OPINION

Entrepreneurship on the taxpayer’s tab

Entrepreneurship on the taxpayer’s tab

The Greek state has been regularly subsidizing freelancers (as well as farmers and small business owners) in myriad ways for the past two centuries. It allows them to encroach on public spaces (sidewalks, land and beaches); it provides them with them cheap loans (as the 1967-74 military dictatorship did for farmers); and it reduces their social tax and social security contributions (with Law 4670/2020, which the government passed even though it scrapped efforts by the country’s lenders to make the terms of insurance fairer across the sectors). Above all, the state subsidizes self-employment by turning a blind eye to tax evasion.

It’s a policy that brings results. According to data from the Organization for Economic Cooperation and Development (OECD), Greece has the highest ratio of self-employed professionals in the European Union (at 30.3% in 2021 against an average of 15.3%), and even surpasses less developed countries like Chile, Costa Rica or Turkey.

The beneficiaries show their gratitude to the Greek state by dodging their tax obligations as a matter of course

Thanks to the generous support of its taxpayers, Greece produces more lawyers and doctors (but also engineers and architects) than it could possibly need. They go on to acquire an inordinate amount of political influence, to occupy positions of power and to skew public policy in their favor by pushing through legislation that creates artificial revenue streams (like increasing the kind of work lawyers do or preventing out-of-court settlements, for example) and blackmailing governments even in times of emergencies, as was the case during the financial crisis.

The beneficiaries show their gratitude to the Greek state by dodging their tax obligations as a matter of course. The extent of this evasion was indicated by the recent figures released by the Independent Authority for Public Revenue (AADE), which found that more than half of the country’s freelancers (54%) declare zero income, while 31% declare an annual income of under 10,000 euros.

Taxation on self-employed professionals accounts for just 2.1% of the country’s total tax revenues, compared with 5.1% in the EU (per Eurostat). In other words, the average freelancer in Greece contributes five times less to the tax burden than their European counterpart if we take into account that we have twice as many self-employed professionals than the bloc average. Their overall share in tax revenues is two and a half times smaller. 

Every once in a while, the situation gets completely out of hand, prompting the government in power to take some sort of action. This happened in 1994-1999, when the then finance minister, Alekos Papadopoulos, introduced the so-called “objective criteria,” based on assets and consumption patterns, to more accurately reflect professionals’ income. Despite the reactions from the professionals impacted by the decision, ample demagoguery from the opposition and pushback from inside his party, the measure accomplished its aim by restoring some sense of justice, increasing tax revenues, contributing to fiscal reform and helping the government of Kostas Simitis get Greece in the eurozone.

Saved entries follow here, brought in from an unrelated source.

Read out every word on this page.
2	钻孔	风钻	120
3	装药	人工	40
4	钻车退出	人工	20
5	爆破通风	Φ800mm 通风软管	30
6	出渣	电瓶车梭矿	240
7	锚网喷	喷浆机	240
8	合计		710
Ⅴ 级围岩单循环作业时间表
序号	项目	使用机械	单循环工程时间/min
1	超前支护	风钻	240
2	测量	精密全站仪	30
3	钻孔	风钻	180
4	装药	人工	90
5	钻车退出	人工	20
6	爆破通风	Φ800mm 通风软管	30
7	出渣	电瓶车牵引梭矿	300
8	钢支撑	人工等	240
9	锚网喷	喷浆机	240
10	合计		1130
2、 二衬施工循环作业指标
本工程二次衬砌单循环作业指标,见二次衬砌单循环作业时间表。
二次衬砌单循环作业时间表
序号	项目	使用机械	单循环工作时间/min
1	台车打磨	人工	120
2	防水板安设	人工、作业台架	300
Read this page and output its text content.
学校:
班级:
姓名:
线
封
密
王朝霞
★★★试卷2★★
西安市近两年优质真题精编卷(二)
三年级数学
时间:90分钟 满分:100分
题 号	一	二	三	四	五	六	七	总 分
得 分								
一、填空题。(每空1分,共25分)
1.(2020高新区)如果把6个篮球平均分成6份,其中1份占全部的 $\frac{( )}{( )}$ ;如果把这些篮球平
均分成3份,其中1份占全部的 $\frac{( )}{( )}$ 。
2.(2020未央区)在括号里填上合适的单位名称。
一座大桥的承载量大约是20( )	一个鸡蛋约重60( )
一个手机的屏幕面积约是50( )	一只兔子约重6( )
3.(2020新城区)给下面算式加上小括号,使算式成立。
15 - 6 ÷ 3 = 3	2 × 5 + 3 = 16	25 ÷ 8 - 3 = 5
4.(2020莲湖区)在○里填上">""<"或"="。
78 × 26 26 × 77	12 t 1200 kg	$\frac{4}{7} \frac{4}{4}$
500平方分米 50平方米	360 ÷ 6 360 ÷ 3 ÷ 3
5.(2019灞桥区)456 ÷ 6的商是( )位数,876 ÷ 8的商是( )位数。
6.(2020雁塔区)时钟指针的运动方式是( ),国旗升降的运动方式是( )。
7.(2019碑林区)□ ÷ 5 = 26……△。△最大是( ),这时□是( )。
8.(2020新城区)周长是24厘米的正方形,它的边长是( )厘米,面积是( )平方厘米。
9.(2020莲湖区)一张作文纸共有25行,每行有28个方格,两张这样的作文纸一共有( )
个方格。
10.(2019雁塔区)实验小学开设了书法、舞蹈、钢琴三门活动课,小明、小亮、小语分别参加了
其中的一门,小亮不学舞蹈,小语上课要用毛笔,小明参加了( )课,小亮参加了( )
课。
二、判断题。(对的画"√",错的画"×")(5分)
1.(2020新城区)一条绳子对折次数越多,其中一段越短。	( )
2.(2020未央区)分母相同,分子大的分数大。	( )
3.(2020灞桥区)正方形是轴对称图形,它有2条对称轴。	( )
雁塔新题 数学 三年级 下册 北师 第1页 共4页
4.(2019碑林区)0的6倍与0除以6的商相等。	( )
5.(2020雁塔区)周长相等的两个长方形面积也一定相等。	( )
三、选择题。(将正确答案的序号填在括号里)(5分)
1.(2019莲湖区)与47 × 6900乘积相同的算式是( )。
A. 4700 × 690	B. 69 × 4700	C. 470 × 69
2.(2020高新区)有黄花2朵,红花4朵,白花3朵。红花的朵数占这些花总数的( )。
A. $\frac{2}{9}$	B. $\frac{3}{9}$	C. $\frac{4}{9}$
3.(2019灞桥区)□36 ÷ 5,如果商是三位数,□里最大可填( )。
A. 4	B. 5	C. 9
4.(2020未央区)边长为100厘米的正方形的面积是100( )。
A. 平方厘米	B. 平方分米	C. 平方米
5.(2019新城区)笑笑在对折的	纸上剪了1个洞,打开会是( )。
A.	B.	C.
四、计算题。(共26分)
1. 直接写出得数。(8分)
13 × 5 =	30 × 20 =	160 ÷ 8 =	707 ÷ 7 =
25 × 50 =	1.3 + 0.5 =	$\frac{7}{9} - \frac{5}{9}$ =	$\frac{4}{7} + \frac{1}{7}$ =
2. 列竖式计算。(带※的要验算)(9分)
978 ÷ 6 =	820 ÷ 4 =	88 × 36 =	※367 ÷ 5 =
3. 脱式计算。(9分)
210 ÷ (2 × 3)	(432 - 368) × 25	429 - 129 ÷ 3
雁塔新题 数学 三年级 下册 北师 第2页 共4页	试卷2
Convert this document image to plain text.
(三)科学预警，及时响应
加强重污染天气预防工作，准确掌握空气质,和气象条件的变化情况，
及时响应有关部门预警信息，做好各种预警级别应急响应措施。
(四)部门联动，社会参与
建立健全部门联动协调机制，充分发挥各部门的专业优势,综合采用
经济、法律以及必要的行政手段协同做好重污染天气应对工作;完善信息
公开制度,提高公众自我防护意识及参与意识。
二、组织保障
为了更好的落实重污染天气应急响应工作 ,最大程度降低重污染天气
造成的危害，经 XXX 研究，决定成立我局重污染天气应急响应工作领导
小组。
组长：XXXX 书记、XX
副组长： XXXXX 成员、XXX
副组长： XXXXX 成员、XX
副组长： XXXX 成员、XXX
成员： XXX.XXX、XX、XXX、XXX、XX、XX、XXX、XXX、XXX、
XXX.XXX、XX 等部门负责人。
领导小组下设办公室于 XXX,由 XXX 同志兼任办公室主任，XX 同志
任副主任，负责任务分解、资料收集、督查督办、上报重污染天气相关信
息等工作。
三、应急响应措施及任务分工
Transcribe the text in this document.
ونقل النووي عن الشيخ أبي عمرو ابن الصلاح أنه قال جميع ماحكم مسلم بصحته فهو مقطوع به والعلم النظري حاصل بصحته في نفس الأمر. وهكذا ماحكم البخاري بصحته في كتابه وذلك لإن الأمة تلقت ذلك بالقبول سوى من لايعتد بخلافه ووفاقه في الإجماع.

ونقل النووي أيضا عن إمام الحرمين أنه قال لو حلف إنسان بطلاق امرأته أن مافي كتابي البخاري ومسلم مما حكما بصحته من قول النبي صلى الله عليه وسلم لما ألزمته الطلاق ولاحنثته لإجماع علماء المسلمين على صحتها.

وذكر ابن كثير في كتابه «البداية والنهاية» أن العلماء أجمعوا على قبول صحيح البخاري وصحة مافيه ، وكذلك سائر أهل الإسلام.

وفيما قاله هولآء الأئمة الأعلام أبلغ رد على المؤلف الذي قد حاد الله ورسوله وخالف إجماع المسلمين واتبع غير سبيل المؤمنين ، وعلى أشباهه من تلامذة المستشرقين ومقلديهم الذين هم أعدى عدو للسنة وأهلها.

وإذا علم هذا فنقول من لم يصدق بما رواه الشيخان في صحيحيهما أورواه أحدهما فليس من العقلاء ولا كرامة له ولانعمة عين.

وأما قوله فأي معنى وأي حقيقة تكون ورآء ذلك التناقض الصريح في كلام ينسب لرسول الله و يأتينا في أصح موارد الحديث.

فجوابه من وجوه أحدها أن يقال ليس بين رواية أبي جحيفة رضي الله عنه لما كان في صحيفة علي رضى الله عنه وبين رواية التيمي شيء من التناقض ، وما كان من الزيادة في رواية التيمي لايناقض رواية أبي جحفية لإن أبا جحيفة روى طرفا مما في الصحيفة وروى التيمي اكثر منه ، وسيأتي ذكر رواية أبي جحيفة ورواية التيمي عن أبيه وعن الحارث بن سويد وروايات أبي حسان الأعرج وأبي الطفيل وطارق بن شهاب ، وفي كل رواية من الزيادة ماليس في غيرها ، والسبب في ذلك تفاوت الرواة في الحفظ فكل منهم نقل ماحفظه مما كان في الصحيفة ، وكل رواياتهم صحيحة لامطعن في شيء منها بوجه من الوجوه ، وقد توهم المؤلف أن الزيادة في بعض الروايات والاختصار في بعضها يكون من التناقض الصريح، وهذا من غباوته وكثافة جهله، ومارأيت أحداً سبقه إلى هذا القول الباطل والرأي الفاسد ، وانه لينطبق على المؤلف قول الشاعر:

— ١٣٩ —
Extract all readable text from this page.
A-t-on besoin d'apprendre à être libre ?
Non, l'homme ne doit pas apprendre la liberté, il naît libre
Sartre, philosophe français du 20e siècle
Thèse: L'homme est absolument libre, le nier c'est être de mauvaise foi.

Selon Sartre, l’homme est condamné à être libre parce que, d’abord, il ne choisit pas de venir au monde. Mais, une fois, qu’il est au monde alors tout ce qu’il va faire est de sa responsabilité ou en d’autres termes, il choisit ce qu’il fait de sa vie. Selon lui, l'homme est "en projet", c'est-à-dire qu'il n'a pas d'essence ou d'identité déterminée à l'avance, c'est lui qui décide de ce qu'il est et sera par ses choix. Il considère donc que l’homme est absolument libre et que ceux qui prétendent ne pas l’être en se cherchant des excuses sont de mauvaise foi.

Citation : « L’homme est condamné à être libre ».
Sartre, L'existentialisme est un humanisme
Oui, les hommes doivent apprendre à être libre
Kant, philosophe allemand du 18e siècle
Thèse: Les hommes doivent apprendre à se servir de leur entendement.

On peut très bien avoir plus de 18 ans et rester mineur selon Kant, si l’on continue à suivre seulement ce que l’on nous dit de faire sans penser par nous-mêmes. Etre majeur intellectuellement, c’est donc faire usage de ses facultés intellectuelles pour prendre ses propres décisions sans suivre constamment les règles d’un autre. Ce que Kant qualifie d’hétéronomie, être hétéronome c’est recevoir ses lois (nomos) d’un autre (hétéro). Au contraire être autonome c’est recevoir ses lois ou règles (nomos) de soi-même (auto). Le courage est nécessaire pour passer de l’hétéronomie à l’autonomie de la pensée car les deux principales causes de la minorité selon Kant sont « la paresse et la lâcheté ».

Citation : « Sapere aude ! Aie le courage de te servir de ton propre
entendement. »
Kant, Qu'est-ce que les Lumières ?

The recent announcement by the Finance Ministry of a new baseline tax for freelancers has stirred a sense of deja vu among older readers: We have seen it all before, 30 years ago – the pushback from the professionals impacted, the populist reaction from the opposition and reactions from inside the governing party. 

Are objective criteria the answer, then? Not exactly. Not everyone who declares an income below the minimum tax threshold is a tax evader: Some are simply struggling to survive, and lack alternatives. And the new measures will not do much to rein in well-paid lawyers and doctors; in fact, by declaring a monthly income of 1,200 euros and up, they will benefit from the reduction of the fee for practicing their profession. 

So what is the answer? In the short term, there’s little that can be done. In the United States, where tax evasion sends people to prison, the average freelancer hides more than their Greek counterparts from the tax man. The big difference lies in the fact that the self-employed account for 6.6% of the American workforce, when in Greece they make up 30.3%.

And this is the crux of the matter. In the medium term, public policy must be geared toward canceling every law, decree and amendment that stands in the way of businesses growing and hiring staff. The state subsidizing self-employment is the biggest of these obstacles. This is, after all, one of the recommendations put forward by the Pissarides Committee for improving the country’s growth model. In the three years that have elapsed since the committee’s report was welcomed with so much fanfare, the self-employed have received even more assistance. Restoring the baseline tax is a small, timid step in the opposite direction. 


Manos Matsaganis is a professor of public finance at the Polytechnic University of Milan, and head of the Greek and European Economy Observatory at the Hellenic Foundation for European and Foreign Policy (ELIAMEP).